Happened to me throughout my school life. I was forever picked on probably because I didn't know how to interact well with kids my own age. I was too used to adult company, and just too sensitive.
I admit even to this day I'm too sensitive. I still wouldn't know how to handle bullying if it ever happened again. As far as I was concerned nothing worked. Telling teachers only got me a fake apology from the bullies and even more teasing afterwords. Telling my parents only got me a grilling for not standing up for myself. But if I stood up for myself I got a grilling from the teachers. And I'd never even heard of a school cop, because there were none. I soon learned not to care about what my parents or teachers would do and decided that even if I got suspended I would always fight back whenever possible. (I went to one of those schools where misbehaved students got let off with murder while if a well-behaved student stepped out of line they'd be suspended) While all the time I only wanted to get on with my studies, I ended up a problem student with a ruined education.
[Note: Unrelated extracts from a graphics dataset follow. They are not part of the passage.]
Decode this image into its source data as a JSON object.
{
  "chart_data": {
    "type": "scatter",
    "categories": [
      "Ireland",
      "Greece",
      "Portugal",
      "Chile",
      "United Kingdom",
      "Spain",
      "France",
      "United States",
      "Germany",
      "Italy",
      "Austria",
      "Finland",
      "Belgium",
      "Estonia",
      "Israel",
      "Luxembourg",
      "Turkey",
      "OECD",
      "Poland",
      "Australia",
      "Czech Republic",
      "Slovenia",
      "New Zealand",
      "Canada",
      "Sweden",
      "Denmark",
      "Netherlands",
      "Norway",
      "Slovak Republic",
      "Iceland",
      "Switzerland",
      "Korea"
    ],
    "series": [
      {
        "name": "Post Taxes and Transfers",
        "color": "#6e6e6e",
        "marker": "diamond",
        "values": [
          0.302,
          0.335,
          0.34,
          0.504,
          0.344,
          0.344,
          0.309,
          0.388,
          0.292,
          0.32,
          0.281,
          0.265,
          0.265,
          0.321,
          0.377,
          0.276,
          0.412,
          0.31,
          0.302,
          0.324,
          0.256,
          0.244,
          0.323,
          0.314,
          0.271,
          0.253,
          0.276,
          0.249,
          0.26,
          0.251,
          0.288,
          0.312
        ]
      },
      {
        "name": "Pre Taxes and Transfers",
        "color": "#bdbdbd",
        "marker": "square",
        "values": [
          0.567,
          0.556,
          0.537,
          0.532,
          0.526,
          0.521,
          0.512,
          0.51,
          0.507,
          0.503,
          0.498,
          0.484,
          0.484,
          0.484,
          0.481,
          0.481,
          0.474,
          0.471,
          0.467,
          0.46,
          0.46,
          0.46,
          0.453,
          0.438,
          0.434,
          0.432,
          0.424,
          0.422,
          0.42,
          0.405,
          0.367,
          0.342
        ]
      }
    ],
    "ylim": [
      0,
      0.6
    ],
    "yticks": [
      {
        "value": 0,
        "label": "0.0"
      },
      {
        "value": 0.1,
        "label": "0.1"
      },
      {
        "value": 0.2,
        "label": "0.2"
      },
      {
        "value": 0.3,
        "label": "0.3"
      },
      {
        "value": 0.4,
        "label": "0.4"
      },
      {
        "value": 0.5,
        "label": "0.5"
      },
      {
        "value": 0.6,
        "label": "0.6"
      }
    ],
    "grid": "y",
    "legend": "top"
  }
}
For those who do bully, or have bullied: If you truly feel regret, then I think a sincere apology to your victims would really help. After leaving high school the bullies continued to haunt me, even though I never saw them again. I couldn't sleep, couldn't eat, I was just a total wreck because I couldn't shake it off my mind. Then I bumped into a group of them on the street one night. They started laughing and joking about me punching one of them one time back in high school and how much they deserved it, and how sorry they were for making high school a nightmare for me. I know it was no consolation for my ruined education, but you have no idea how this apology made me feel - it was like a huge weight had been lifted off of me, and from then on my mental state improved greatly. An apology can make a great difference.